В мексиканском городе плоские крыши домов называются «azotea». Невысокие, фута в три, перила служат для отделения крыши одного дома от крыши другого и для ограждения крыши по краю. На асотее проводят большую часть дня, это место отдыха и приема гостей. Такая особенность архитектуры восточного происхождения еще существует на побережье Средиземного моря. Не любопытно ли, что встречается она и у мексиканцев, где дома тоже имеют плоские крыши вместо террас? Такие же кровли можно видеть в Нью-Мехико и других городах. Сухой и теплый климат — главное условие для устройства подобного рода крыш. Нет на свете страны, где жизнь на открытом воздухе была бы более привлекательна, чем в Мексике. К тому же, на этих крышах не чувствуется ни малейшего дыма, так как труб практически не существует. Здесь они совершенно излишни. Немного дров, сожженных в золе, — вот и все отопление, да и то лишь в исключительных случаях. В кухнях употребляют древесный уголь, поэтому воздух остается вполне чист. Асотея, которую хорошо содержат, бывает украшена цветами, красивыми растениями, небольшими деревцами, апельсиновыми камелиями и пальмами, иногда над перилами возвышается бельведер, с которого еще удобнее любоваться красивыми видами.
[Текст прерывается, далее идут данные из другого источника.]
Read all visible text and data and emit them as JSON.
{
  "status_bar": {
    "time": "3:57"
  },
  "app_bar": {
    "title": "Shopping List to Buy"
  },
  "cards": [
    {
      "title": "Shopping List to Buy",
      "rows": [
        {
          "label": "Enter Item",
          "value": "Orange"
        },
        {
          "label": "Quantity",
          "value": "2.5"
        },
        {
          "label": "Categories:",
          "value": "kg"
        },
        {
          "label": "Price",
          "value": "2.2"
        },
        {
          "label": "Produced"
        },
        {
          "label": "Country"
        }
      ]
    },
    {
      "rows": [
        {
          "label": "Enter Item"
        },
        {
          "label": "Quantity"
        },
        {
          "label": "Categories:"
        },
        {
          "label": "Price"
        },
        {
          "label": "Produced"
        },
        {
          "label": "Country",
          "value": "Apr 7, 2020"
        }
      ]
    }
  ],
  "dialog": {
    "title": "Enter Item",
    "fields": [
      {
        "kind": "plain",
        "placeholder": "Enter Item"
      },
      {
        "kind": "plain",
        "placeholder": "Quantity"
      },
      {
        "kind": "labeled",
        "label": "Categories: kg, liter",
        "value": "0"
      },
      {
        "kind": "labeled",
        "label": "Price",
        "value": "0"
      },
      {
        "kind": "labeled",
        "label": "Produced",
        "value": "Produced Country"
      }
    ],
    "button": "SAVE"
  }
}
А где же найти пейзажи красивее, чем те, которые окружают Мехико? В какую сторону ни повернись, всюду взору открывается дивная картина. То долины самых различных зеленых оттенков — от светло-желтого маиса до темно-зеленого табака, то целые поля перечника и бобов, широкие полосы воды, отливающие на солнце серебром, и все это обрамляется цепью гор с вечным снегом на гигантских вершинах. Словом, с какой бы крыши дома ни окинуть взором даль, все чарует глаз и веселит душу.

Но на асотее одного дома сидела молодая девушка, которая, по-видимому, не обращала внимания на окружающую красоту. Вся ее фигура выражала тоску, и тоску эту не могла рассеять самая удивительная природа. Это была Луиза Вальверде. Она вспоминала другую, не менее прекрасную страну, где провела несколько лет изгнания. Последний год был для нее самым приятным и счастливым: она узнала любовь! Предметом ее любви был Флоранс Керней. Где-то он теперь? Она не знала о нем ничего. Не знала даже, жив ли он. Он исчез, не объяснив причины своего внезапного отъезда. Ей было известно только, что он был избран капитаном отряда волонтеров, который, как ей потом сообщили, отправился в Техас. Затем до нее дошли слухи о геройской борьбе партизан и о понесенных ими потерях. Она знала также, что оставшихся в живых взяли в плен и отвели в Мексику, обращаясь с ними самым жестоким образом, знала и о той отваге, с которой они пытались освободиться, и о вторичном их пленении.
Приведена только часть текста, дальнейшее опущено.